Maar Saulus rouwde niet, want hij was het eens met de moord op Stefanus. Hij begon de gelovigen in Jeruzalem te vervolgen. Hij ging hun huizen langs, sleepte mannen en vrouwen naar buiten en bracht ze naar de gevangenis.
Zo werden de gelovigen vervolgd, vanaf de dag dat Stefanus vermoord werd. Daarom vluchtten ze allemaal naar Judea of Samaria. Alleen de apostelen bleven in Jeruzalem.
Het werk van Filippus
Filippus vertelt over Jezus
4De gelovigen uit Jeruzalem vluchtten naar allerlei plaatsen. Overal vertelden ze het goede nieuws over Jezus.
5Filippus ging naar de stad Samaria. Daar vertelde hij dat Jezus de messias is. 6Alle mensen luisterden goed naar wat Filippus vertelde. Want ze zagen dat hij wonderen deed. 7Veel mensen werden bevrijd van kwade geesten, die schreeuwend uit hen weggingen. En veel mensen die niet konden lopen, werden beter gemaakt. 8Iedereen in de stad was blij om wat er gebeurde.
Simon de tovenaar laat zich dopen
9In Samaria woonde al heel lang een man die toverkunsten kon doen. Die man heette Simon. Hij zei van zichzelf dat hij heel bijzonder was. De inwoners van Samaria waren diep onder de indruk van hem. 10Ze dachten: ‘Dit is de man die Gods kracht in zich heeft.’ Daarom luisterde iedereen goed naar hem.

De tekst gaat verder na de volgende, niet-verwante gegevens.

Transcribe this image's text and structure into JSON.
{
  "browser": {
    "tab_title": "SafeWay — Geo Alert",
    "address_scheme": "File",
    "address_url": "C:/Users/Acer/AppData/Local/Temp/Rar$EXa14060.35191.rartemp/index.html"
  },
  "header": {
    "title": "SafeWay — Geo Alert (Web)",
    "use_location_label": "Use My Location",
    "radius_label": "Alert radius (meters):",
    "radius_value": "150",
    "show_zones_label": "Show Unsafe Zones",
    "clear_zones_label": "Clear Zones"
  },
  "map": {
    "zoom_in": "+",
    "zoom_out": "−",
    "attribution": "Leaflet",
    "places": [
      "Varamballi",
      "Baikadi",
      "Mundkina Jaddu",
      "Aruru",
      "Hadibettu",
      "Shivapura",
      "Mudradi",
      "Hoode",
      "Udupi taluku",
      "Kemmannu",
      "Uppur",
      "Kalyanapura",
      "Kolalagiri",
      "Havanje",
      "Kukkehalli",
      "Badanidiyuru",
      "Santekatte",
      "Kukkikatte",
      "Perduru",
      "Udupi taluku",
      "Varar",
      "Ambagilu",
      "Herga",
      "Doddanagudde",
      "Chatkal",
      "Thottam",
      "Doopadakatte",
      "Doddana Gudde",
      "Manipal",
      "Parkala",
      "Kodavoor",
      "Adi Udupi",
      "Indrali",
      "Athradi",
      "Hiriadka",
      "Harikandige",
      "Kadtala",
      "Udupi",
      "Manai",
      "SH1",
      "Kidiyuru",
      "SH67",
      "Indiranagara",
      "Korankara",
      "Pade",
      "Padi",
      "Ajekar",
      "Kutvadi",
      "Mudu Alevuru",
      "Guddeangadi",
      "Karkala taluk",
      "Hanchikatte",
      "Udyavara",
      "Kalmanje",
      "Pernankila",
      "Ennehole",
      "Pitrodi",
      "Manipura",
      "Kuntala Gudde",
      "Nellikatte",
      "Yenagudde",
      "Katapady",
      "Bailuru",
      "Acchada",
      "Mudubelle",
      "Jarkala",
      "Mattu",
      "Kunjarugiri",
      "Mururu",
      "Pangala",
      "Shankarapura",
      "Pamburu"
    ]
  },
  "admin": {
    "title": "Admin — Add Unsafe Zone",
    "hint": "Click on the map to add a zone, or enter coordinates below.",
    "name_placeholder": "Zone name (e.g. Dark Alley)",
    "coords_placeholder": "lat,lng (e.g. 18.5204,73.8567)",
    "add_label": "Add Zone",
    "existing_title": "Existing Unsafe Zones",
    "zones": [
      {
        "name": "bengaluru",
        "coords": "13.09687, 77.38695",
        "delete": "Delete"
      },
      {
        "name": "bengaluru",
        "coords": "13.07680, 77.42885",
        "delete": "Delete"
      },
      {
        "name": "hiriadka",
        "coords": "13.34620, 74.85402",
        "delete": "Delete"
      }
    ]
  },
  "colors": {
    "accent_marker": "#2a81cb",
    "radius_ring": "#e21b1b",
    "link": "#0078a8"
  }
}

11Ze luisterden zo goed naar Simon omdat ze steeds weer onder de indruk waren van zijn toverkunsten. 12Maar toen Filippus vertelde over Gods nieuwe wereld en over Jezus Christus, gingen de mensen daarin geloven. Mannen en vrouwen lieten zich dopen.
13Ook Simon ging geloven en liet zich dopen. Hij bleef steeds bij Filippus in de buurt. Hij was diep onder de indruk van alle wonderen die Filippus deed.
Petrus en Johannes komen naar Samaria
14De apostelen in Jeruzalem hoorden dat de inwoners van Samaria waren gaan geloven in het goede nieuws over Jezus. Daarom stuurden ze Petrus en Johannes naar hen toe.
15-16De inwoners van Samaria waren gedoopt in de naam van Jezus Christus. Maar de heilige Geest was nog niet in hen gekomen. Daarom begonnen Petrus en Johannes te bidden. Ze vroegen aan God of hij de heilige Geest wilde sturen. 17Na het gebed legden Petrus en Johannes hun handen op de mensen. En zo kregen de inwoners van Samaria de heilige Geest.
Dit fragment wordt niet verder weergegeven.